4. They Don't Stretch Afterward
This rookie mistake is actually one that follows some people throughout their whole lifetime. Unfortunately, it becomes a habit really quickly, and it eventually leads to injury. Without those juicy stretches post-workout, your body can't cool down properly and you could set yourself up for unwanted aches and pains later. Incorporate the simplest of stretches after your exercise routine from the very beginning, and do your best not to skip out on them, even if you're tired from all the work you just did.
5. They Only Do One Kind Of Workout
The body plateaus out much quicker than you might think. Muscles develop tolerance to the movements you do and, before you know it, you're no longer gaining many benefits from the routine. It pays off to mix it up from the very beginning. Switch back and forth between cardio, strength training, and high-intensity interval routines. Keep it interesting with outdoor workouts and different fitness classes. Not only will your body thank you for it — your brain will be grateful that you're not turning exercising into such a tedious endeavor.

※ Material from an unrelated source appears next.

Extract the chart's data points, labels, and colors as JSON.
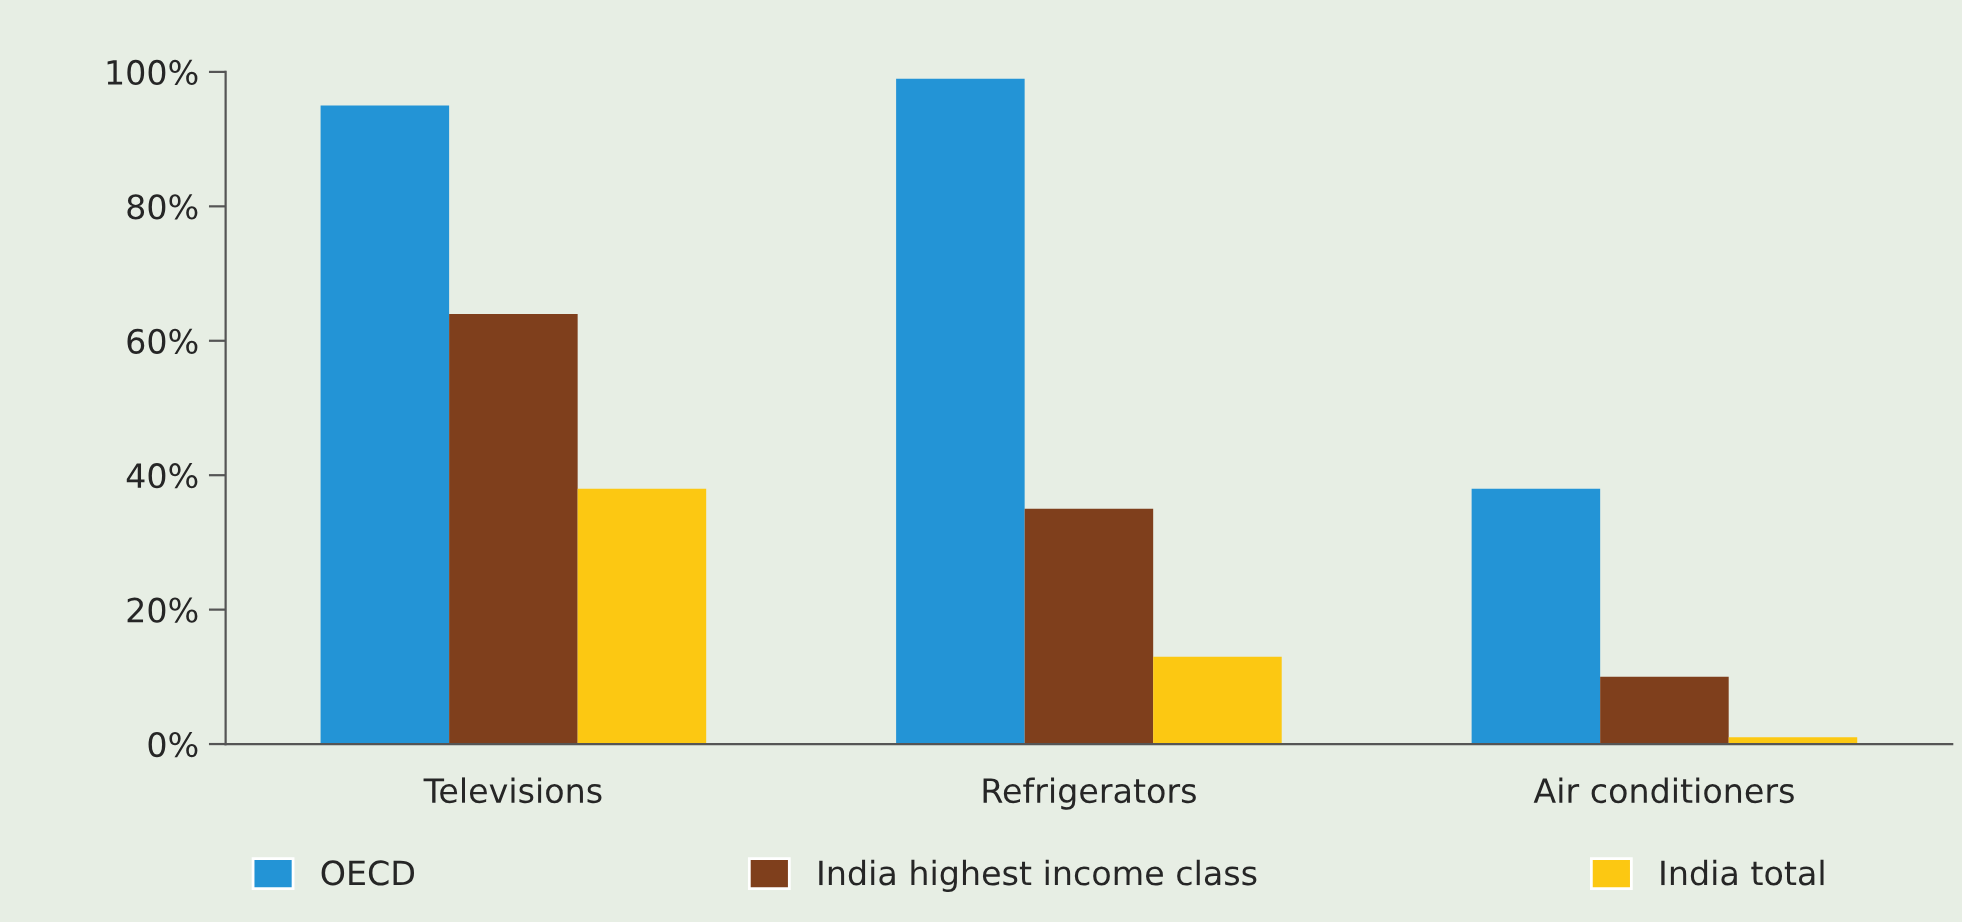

6. They Don't Choose A Form Of Exercise They Love
If you forget everything else, remember this: never choose a workout simply because it's trendy. Give it a shot and find out if you actually like it for yourself. For example, if you buy a month-long membership to a barre studio just because you read about the amazing benefits in a magazine and stared at pictures of Natalie Portman circa Black Swan, chances are you won't be happy a week in. Be as picky as you want, but experiment until you find exactly what it is that grabs your attention and keeps it, even if it's the wackiest exercise your friends have ever heard of.
7. They Don't Drink Enough Water
When you keep yourself hydrated, you feel stronger and more motivated, and your heart doesn't have to work as hard to keep up with the rest of your body. You lose a good deal of water when you sweat from exercising, in addition to the normal fluids you get rid of from peeing throughout the day, so it's crucial to drink extra in order to replace it. Shoot for about 20 ounces an hour before the workout, another eight ounces right before you get going, and keep sipping long after it's all said and done.
8. They Don't Set Goals
Everyone works out for different reasons, whether it's to reduce anxiety or train for a half marathon. Without knowing why they choose to exercise, though, may make it impossible to keep it up. Jot down the reasons you're getting your heart rate up, and maybe even maintain a journal of your physical progress and how you're feeling. The more you see the improvements, you'll have a better sense of how far you've come, which will only motivate you to keep going.